It had cooled down considerably today, and after breakfast while Rob had some time in the garden I pushed the girls in the pram down to the laundry hut to do some washing. I could see their eyes getting heavy, so I put up the hammock, and rocked Elisabeth in the pram with one hand whilst rocking Maggie and I in the hammock.
I could have snoozed, but instead I enjoyed the moment with my girls. I return to part time work next Wednesday. After 13 months of maternity leave it will be a bit of a readjustment. At the beginning the months ahead seemed to be such a long time, and even when I had a meeting in August with my supervisors, my return still seemed such a long time away. Since Rob has been on holidays with us, I have been mindful of the return date, but instead of letting sadness or worry ruin my remaining days as purely a stay at home Mama I have tried to enjoy each day.
So today I looked down at a sleeping, snuggling Maggie on my chest in the hammock, and later this afternoon Elisabeth in my lap on the window seat and I soaked in the moment. No iPhone. Just us. I listened to the sounds of our home, the dogs panting in the shade, the washing machine sloshing through a cycle, the buzz of insects, the breeze rustling the grass, a swallow singing above me on the washing line. I looked at the hut, Rob when he walked by covered in Lily pollen, the peaceful look on the girls faces, and high above us,
a wedge tailed eagle, slowly circling higher and higher against the cloudy sky.
Of course I will be a bit sad to leave next Wednesday morning, but for the first six months Rob will be taking some leave to look after them at home. So I know they will be fine and enjoy some time with their Papa. I am trying not to worry about all the tasks that await my return (I have been warned a few things have slipped in my absence). Or the fact that I thought the girls might have weaned themselves by now, well that will work out too. I'm no stranger to the breast pump, so it will come with me to work, and the girls can drink expressed milk from a bottle or a cup. I am only returning at 50%, so I will still be here most of the time anyway.

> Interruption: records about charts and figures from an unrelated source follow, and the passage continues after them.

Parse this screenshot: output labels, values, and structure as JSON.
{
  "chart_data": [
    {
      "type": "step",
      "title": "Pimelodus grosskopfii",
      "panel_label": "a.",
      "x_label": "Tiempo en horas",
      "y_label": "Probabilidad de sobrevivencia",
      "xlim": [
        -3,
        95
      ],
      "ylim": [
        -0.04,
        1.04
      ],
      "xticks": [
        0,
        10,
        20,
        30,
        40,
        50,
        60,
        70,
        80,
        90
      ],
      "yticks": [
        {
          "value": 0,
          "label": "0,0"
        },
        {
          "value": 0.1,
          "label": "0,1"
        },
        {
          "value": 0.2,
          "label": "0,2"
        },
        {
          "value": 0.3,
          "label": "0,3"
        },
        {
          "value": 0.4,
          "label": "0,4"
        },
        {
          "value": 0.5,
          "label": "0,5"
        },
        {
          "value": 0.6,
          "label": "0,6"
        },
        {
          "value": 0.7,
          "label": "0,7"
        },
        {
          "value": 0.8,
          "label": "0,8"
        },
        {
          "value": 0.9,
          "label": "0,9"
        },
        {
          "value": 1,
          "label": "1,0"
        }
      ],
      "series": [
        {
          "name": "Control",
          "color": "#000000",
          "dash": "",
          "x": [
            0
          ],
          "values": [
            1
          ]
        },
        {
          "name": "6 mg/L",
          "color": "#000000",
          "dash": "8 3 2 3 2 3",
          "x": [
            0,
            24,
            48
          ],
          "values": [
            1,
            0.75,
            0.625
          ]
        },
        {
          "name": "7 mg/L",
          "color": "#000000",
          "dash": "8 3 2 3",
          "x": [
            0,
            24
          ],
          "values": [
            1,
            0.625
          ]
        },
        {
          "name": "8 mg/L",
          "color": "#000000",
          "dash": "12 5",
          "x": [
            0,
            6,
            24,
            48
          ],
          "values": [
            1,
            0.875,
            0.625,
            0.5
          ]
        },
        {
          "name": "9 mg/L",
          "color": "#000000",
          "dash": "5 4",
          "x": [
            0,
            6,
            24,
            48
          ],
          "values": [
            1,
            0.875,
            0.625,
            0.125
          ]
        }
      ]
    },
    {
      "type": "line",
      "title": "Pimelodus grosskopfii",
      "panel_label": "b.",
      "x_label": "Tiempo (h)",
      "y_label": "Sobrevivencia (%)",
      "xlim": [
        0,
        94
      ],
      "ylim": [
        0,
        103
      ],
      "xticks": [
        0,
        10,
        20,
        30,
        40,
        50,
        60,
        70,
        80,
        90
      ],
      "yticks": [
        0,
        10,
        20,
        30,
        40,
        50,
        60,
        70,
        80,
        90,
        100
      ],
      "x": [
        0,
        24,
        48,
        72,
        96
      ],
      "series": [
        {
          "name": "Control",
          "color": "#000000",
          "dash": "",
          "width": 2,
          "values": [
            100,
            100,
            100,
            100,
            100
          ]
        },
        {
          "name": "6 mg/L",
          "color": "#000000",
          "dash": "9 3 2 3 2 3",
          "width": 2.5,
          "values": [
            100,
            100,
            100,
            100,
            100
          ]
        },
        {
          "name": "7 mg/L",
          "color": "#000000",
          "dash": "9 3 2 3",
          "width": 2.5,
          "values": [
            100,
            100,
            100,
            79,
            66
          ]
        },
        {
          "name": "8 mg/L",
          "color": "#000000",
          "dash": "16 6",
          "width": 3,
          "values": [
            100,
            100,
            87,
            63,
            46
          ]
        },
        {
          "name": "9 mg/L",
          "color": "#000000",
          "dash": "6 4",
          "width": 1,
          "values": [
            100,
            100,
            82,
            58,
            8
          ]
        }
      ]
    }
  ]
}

All those things I gazed at or listened to will still be here. Sure I may miss some of those big firsts, but I have witnessed so many this past year, I shouldn't let it upset me so.
Finally I worked out this morning, that just because I'm returning this year, it is not set in stone that it has to stay that way forever. Once I repay my years service, if things are not working out, we can reassess and try a different arrangement that works for our family.
A friend commented on Facebook recently that I might struggle to cope with tearing myself away from the girls. I replied that I haven't forgotten for the first 112 days of their lives, I did just that, tore myself away as I said goodbye and left them every day in the NICU. That was hard. At least at the end of a work day I will come home to my family.
So as I enjoy each day of my last week, including my birthday on Saturday, I will store away little memories to smile at during my work day. Of two happy girls with their Papa, a couple of German Shepherds and a small little hut. My family whom I adore in our home. How can I be sad about that?